Warmer climate may repaint our beloved fall colors

- Colorful fall foliage can be seen in many parts of the United States, but the colors vary depending on the tree species that are dominant in any given region. In the eastern United States, the USDA Forest Service has identified ten forest types. Together, they paint a unique palette of vibrant fall colors. The map on the left in the image below shows the distribution of forest habitats across the eastern United States during 1990-1999.

Each forest type features a collection of tree species that are naturally confined to particular living conditions.

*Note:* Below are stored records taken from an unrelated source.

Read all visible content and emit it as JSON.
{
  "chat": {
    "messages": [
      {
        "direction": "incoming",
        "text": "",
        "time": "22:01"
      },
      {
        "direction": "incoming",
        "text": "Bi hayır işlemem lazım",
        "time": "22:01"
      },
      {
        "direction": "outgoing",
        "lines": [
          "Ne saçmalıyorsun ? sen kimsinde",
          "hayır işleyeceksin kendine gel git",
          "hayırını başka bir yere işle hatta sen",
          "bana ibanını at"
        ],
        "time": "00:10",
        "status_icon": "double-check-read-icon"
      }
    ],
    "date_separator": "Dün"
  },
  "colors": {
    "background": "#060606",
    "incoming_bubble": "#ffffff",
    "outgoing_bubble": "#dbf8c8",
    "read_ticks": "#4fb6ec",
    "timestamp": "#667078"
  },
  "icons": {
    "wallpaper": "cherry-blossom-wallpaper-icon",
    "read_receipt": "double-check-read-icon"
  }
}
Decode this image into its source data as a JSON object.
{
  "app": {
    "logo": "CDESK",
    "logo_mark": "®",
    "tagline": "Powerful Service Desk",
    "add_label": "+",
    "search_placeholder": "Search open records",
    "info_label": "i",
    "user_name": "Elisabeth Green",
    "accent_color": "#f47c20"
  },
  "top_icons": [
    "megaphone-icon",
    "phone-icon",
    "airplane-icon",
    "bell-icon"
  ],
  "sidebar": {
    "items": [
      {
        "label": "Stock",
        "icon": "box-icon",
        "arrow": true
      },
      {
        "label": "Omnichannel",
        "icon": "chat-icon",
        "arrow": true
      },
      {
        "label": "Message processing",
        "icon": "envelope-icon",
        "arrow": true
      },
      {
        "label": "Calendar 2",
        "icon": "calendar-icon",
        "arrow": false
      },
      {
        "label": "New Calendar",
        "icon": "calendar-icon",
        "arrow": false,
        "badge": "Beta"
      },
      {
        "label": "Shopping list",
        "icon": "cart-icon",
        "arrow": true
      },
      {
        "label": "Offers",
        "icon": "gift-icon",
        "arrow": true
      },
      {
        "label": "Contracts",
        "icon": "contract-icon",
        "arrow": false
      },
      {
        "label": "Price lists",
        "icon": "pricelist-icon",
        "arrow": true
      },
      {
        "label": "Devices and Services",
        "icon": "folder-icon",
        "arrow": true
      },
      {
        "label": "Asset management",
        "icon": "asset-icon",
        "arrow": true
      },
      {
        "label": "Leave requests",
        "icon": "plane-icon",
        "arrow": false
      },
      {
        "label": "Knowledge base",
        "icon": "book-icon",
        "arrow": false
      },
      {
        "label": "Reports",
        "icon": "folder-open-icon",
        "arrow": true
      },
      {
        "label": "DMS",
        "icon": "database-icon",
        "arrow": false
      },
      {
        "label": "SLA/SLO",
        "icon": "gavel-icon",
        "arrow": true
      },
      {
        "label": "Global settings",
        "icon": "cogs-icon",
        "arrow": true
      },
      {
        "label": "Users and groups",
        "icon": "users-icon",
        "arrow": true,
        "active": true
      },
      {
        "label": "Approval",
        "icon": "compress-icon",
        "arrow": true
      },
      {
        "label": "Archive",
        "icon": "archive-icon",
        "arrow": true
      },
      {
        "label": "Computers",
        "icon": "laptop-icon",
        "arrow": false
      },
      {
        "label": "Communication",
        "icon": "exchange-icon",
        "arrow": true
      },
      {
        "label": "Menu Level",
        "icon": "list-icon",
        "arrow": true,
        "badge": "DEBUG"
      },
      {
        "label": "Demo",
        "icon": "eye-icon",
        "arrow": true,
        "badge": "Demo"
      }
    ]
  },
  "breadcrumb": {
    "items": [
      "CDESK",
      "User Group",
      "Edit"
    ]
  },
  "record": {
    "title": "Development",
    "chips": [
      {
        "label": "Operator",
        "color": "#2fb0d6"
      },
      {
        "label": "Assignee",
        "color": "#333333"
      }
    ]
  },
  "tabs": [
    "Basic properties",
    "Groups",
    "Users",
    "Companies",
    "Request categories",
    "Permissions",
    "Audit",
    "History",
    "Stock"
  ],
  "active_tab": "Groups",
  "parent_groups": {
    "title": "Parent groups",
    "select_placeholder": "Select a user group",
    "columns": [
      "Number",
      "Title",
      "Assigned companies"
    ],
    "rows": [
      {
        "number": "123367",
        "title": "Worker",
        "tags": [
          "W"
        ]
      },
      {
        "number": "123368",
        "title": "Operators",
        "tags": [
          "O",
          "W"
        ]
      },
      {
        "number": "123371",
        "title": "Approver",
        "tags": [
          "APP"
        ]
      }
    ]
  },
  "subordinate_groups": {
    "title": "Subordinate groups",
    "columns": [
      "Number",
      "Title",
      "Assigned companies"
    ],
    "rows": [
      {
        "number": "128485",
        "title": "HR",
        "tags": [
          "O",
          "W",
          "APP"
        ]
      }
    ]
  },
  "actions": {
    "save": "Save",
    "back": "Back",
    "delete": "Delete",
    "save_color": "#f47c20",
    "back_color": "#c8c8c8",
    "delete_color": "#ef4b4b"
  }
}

Many factors determine where a certain tree species will grow like soil characteristics, elevation, land use, temperature, and precipitation.

The forever changing climate of the future will undoubtedly have an impact on what tree species can grow in different locations.  To understand what may happen to the forests in the future, the Forest Service researchers created habitat maps in which they exchanged current climate data for climate conditions in the year 2100 that have been projected by computer models from NOAA’s Geophysical Fluid Dynamics Laboratory, the Hadley Centre, and the Department of Energy-sponsored Parallel Climate Model project.

The maps at center and right show where suitable tree habitats will be in the future under two different scenarios of greenhouse gas emissions, one with lower (but still increasing) emissions and one with higher. Which emissions scenario will most closely match future conditions is impossible to know because it depends on human and natural conditions alike, none of which can be forecasted with any certainty… especially with our constantly and quickly changing political landscape.

The projections show everything we would expect; a general northward shift in species because of the warming temperatures.  Much of the Northeast loses its maple-beech-birch forests while the spruce-fir are gone altogether.  A similar scenario takes place in Minnesota with all but the Arrowhead ending up with the typical yellow and brown makers of elm, ash, and cottonwood.

This is just one possible scenario of hundreds that could play out in our constant shifting climate… but I doubt you even thought about how those yellows, oranges, and reds you see each fall are so special and need to be cherished because who knows when they won’t be around anymore.

Remember that this is far from concrete information and that there are dozens of factors other than climate that determine where certain species of trees can grow, with animals and insects a large part of that equation, along with the shifting climate, and of course man.  This is solely to get your noodle thinking about how truly fragile our environment is.